その頃には、現地に自社工場もでき、ホテル住まいからレジデントホテル(マンスリーマンション)へ住まいも移っていました。
(これも、私が会社を説得して実現したのですが・・・)

サンパウロの中心街、パウリスタでの生活です。

近くに英語の塾も有りました。
さっそくその英語塾へ自腹で通うようになります。

授業料は、週に3回で月500ドルです!

高いとは思いましたが、2回目の授業に行った時です。
マンツーマンの先生が、私に提案してきます。

「この塾を辞めて、個人的に私を家庭教師として雇わないか?」

そりゃそうです!
塾で給料をもらっている先生にしてみたら、その500ドルを自分でもらって家庭教師をした方がいいに決まっています!
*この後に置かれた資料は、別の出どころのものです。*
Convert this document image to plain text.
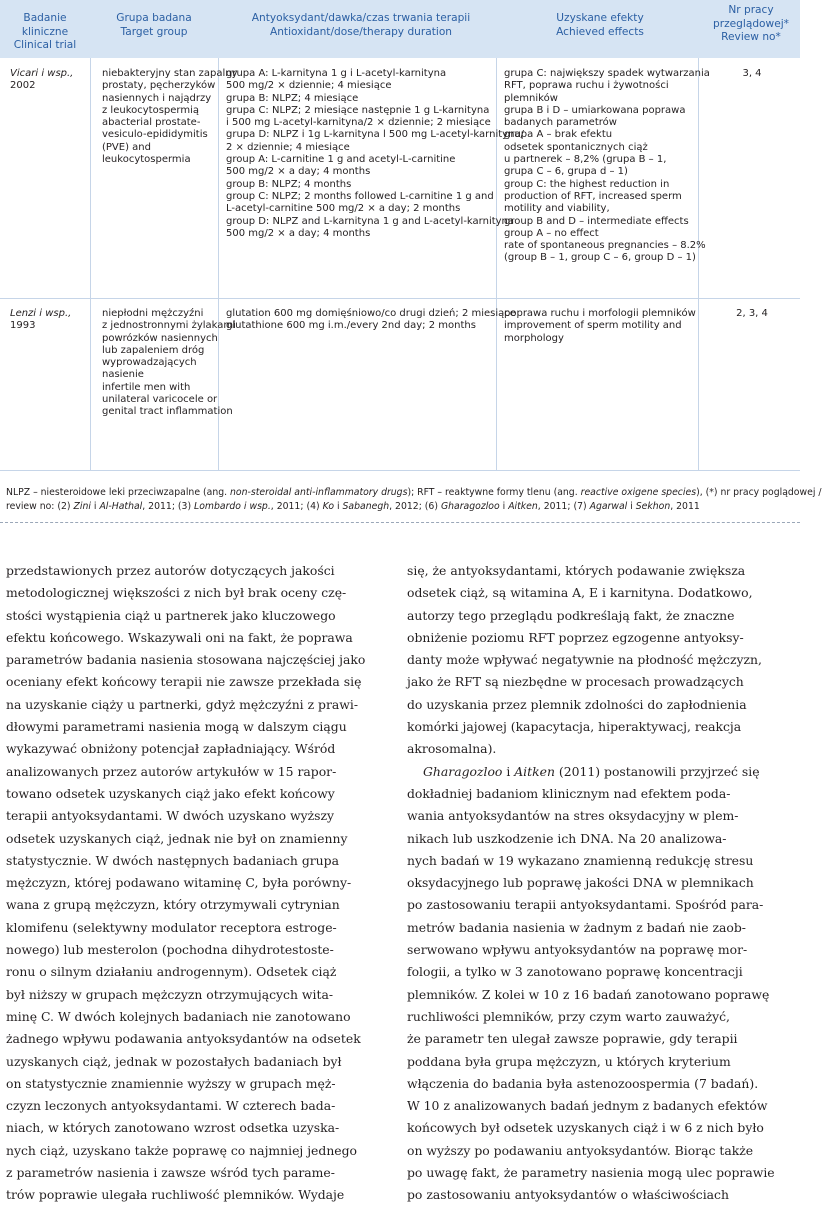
Badanie
kliniczne
Clinical trial
Grupa badana
Target group
Antyoksydant/dawka/czas trwania terapii
Antioxidant/dose/therapy duration
Uzyskane efekty
Achieved effects
Nr pracy
przeglądowej*
Review no*
Vicari i wsp.,
2002
niebakteryjny stan zapalny
prostaty, pęcherzyków
nasiennych i najądrzy
z leukocytospermią
abacterial prostate-
vesiculo-epididymitis
(PVE) and
leukocytospermia
grupa A: L-karnityna 1 g i L-acetyl-karnityna
500 mg/2 × dziennie; 4 miesiące
grupa B: NLPZ; 4 miesiące
grupa C: NLPZ; 2 miesiące następnie 1 g L-karnityna
i 500 mg L-acetyl-karnityna/2 × dziennie; 2 miesiące
grupa D: NLPZ i 1g L-karnityna l 500 mg L-acetyl-karnityna/
2 × dziennie; 4 miesiące
group A: L-carnitine 1 g and acetyl-L-carnitine
500 mg/2 × a day; 4 months
group B: NLPZ; 4 months
group C: NLPZ; 2 months followed L-carnitine 1 g and
L-acetyl-carnitine 500 mg/2 × a day; 2 months
group D: NLPZ and L-karnityna 1 g and L-acetyl-karnityna
500 mg/2 × a day; 4 months
grupa C: największy spadek wytwarzania
RFT, poprawa ruchu i żywotności
plemników
grupa B i D – umiarkowana poprawa
badanych parametrów
grupa A – brak efektu
odsetek spontanicznych ciąż
u partnerek – 8,2% (grupa B – 1,
grupa C – 6, grupa d – 1)
group C: the highest reduction in
production of RFT, increased sperm
motility and viability,
group B and D – intermediate effects
group A – no effect
rate of spontaneous pregnancies – 8.2%
(group B – 1, group C – 6, group D – 1)
3, 4
Lenzi i wsp.,
1993
niepłodni mężczyźni
z jednostronnymi żylakami
powrózków nasiennych
lub zapaleniem dróg
wyprowadzających
nasienie
infertile men with
unilateral varicocele or
genital tract inflammation
glutation 600 mg domięśniowo/co drugi dzień; 2 miesiące
glutathione 600 mg i.m./every 2nd day; 2 months
poprawa ruchu i morfologii plemników
improvement of sperm motility and
morphology
2, 3, 4
NLPZ – niesteroidowe leki przeciwzapalne (ang. non-steroidal anti-inflammatory drugs); RFT – reaktywne formy tlenu (ang. reactive oxigene species), (*) nr pracy poglądowej /
review no: (2) Zini i Al-Hathal, 2011; (3) Lombardo i wsp., 2011; (4) Ko i Sabanegh, 2012; (6) Gharagozloo i Aitken, 2011; (7) Agarwal i Sekhon, 2011
przedstawionych przez autorów dotyczących jakości
metodologicznej większości z nich był brak oceny czę-
stości wystąpienia ciąż u partnerek jako kluczowego
efektu końcowego. Wskazywali oni na fakt, że poprawa
parametrów badania nasienia stosowana najczęściej jako
oceniany efekt końcowy terapii nie zawsze przekłada się
na uzyskanie ciąży u partnerki, gdyż mężczyźni z prawi-
dłowymi parametrami nasienia mogą w dalszym ciągu
wykazywać obniżony potencjał zapładniający. Wśród
analizowanych przez autorów artykułów w 15 rapor-
towano odsetek uzyskanych ciąż jako efekt końcowy
terapii antyoksydantami. W dwóch uzyskano wyższy
odsetek uzyskanych ciąż, jednak nie był on znamienny
statystycznie. W dwóch następnych badaniach grupa
mężczyzn, której podawano witaminę C, była porówny-
wana z grupą mężczyzn, który otrzymywali cytrynian
klomifenu (selektywny modulator receptora estroge-
nowego) lub mesterolon (pochodna dihydrotestoste-
ronu o silnym działaniu androgennym). Odsetek ciąż
był niższy w grupach mężczyzn otrzymujących wita-
minę C. W dwóch kolejnych badaniach nie zanotowano
żadnego wpływu podawania antyoksydantów na odsetek
uzyskanych ciąż, jednak w pozostałych badaniach był
on statystycznie znamiennie wyższy w grupach męż-
czyzn leczonych antyoksydantami. W czterech bada-
niach, w których zanotowano wzrost odsetka uzyska-
nych ciąż, uzyskano także poprawę co najmniej jednego
z parametrów nasienia i zawsze wśród tych parame-
trów poprawie ulegała ruchliwość plemników. Wydaje
się, że antyoksydantami, których podawanie zwiększa
odsetek ciąż, są witamina A, E i karnityna. Dodatkowo,
autorzy tego przeglądu podkreślają fakt, że znaczne
obniżenie poziomu RFT poprzez egzogenne antyoksy-
danty może wpływać negatywnie na płodność mężczyzn,
jako że RFT są niezbędne w procesach prowadzących
do uzyskania przez plemnik zdolności do zapłodnienia
komórki jajowej (kapacytacja, hiperaktywacj, reakcja
akrosomalna).
Gharagozloo i Aitken (2011) postanowili przyjrzeć się
dokładniej badaniom klinicznym nad efektem poda-
wania antyoksydantów na stres oksydacyjny w plem-
nikach lub uszkodzenie ich DNA. Na 20 analizowa-
nych badań w 19 wykazano znamienną redukcję stresu
oksydacyjnego lub poprawę jakości DNA w plemnikach
po zastosowaniu terapii antyoksydantami. Spośród para-
metrów badania nasienia w żadnym z badań nie zaob-
serwowano wpływu antyoksydantów na poprawę mor-
fologii, a tylko w 3 zanotowano poprawę koncentracji
plemników. Z kolei w 10 z 16 badań zanotowano poprawę
ruchliwości plemników, przy czym warto zauważyć,
że parametr ten ulegał zawsze poprawie, gdy terapii
poddana była grupa mężczyzn, u których kryterium
włączenia do badania była astenozoospermia (7 badań).
W 10 z analizowanych badań jednym z badanych efektów
końcowych był odsetek uzyskanych ciąż i w 6 z nich było
on wyższy po podawaniu antyoksydantów. Biorąc także
po uwagę fakt, że parametry nasienia mogą ulec poprawie
po zastosowaniu antyoksydantów o właściwościach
週3回、自宅に来て2時間ぐらい英語を教えてくれるというのです。

女性の先生なら大歓迎ですが、そこは残念ながらシンガポール人の男性の先生です。
それでも、塾では2時間と決まっている授業を、そこは臨機応変に、私の都合の良い時間帯で自宅まで来てくれるというので、その先生に家庭教師をお願いする事にしました。

塾では、教科書を基に授業をしますが、家庭教師としてやってもらうようになると、教科書無しで、「今日は何が有った?」とか、「日本はどんな国だ?」とか、普通の世間話を英語でするようになります。

前にも書いたように、私は文法から入る高校での英語が苦手でしたが、この先生とマンツーマンで話をするようになると、「な~んだ!中学校の英語で十分通じるじゃん!」と思うようになり、英語の勉強が好きになりました!

ただ、残念な事は・・・

この先生はシンガポール人なので、話す英語が”シングリッシュ”なのです!

「You」を、「ユー」とは言わず、「ヨー」と発音するんです!(笑)

まぁ、それはいいとして、3ヶ月ぐらいこの先生から英語を習うようになってからの事です。。。

突然の本社転勤

本社から専務が出張でブラジルに来ました。

ただ、ペイペイの私たちには関係の無い事です。
専務はずっと支配人室で支配人(現地の社長)と話をしています。

そして翌日、私も支配人室に呼ばれました。

話しをしたことも、会ったこともない本社の専務!(ナンバー2です)

その専務からいきなり・・・

「斎藤君の活躍は聞いているよ!どうだね?来月から本社に来ないか?」

えーーーーーー!!!

全く心にもない事でした!
まだまだ、ブラジルでやりたいこともありました。

私の中では、12月までビザがあるので、その後帰国命令が有れば帰ろうと思っていましたが、来月からという事は、9月からです!
今は8月です。。。

当時現地で付き合っていた彼女もいたのですが、12月までに別れて日本に帰ろうと思っていたのに、いきなり来月なんて!

しかも、やっと慣れてきた英語の勉強も、まだ3ヶ月しかやっていません!

かなりパニックになりました。。。

そして結婚

そこから身辺整理に入ります。
彼女に別れ話を切り出しますが、「別れたくない」の一点張り。
まぁ、一度日本に呼べば、習慣の違いからすぐに「ブラジルに帰りたい」と言って来るに違いない。

そう思って彼女の日本ビザを申請します。
当時は日本人との偽装結婚で日本のビザを取る人ブラジル人も多く、日本領事館に掛け合っても門前払いでした。
そこで知り合いの旅行代理店の社長に頼んで特別なルート(詳細は言えません。笑)で3ヶ月の観光ビザを取得しました。

そして私は先に日本に帰国。
彼女は1ヶ月後のフライトで日本に入国。
結局、後に彼女とは結婚する事になるのですが、それは彼女のビザをこれ以上延長できなかったから。。。
ビザを取得するには、結婚するしかありませんでした。

もちろん母親は猛反対!
「勘当だ!」とまで言われました。
後にようやく母親も認めてくれて、無事に結婚式を挙げることが出来ましたが。。。

こうして私は、横浜市都筑区荏田に住まいを構え、東京世田谷の本社に勤務する事になるのです。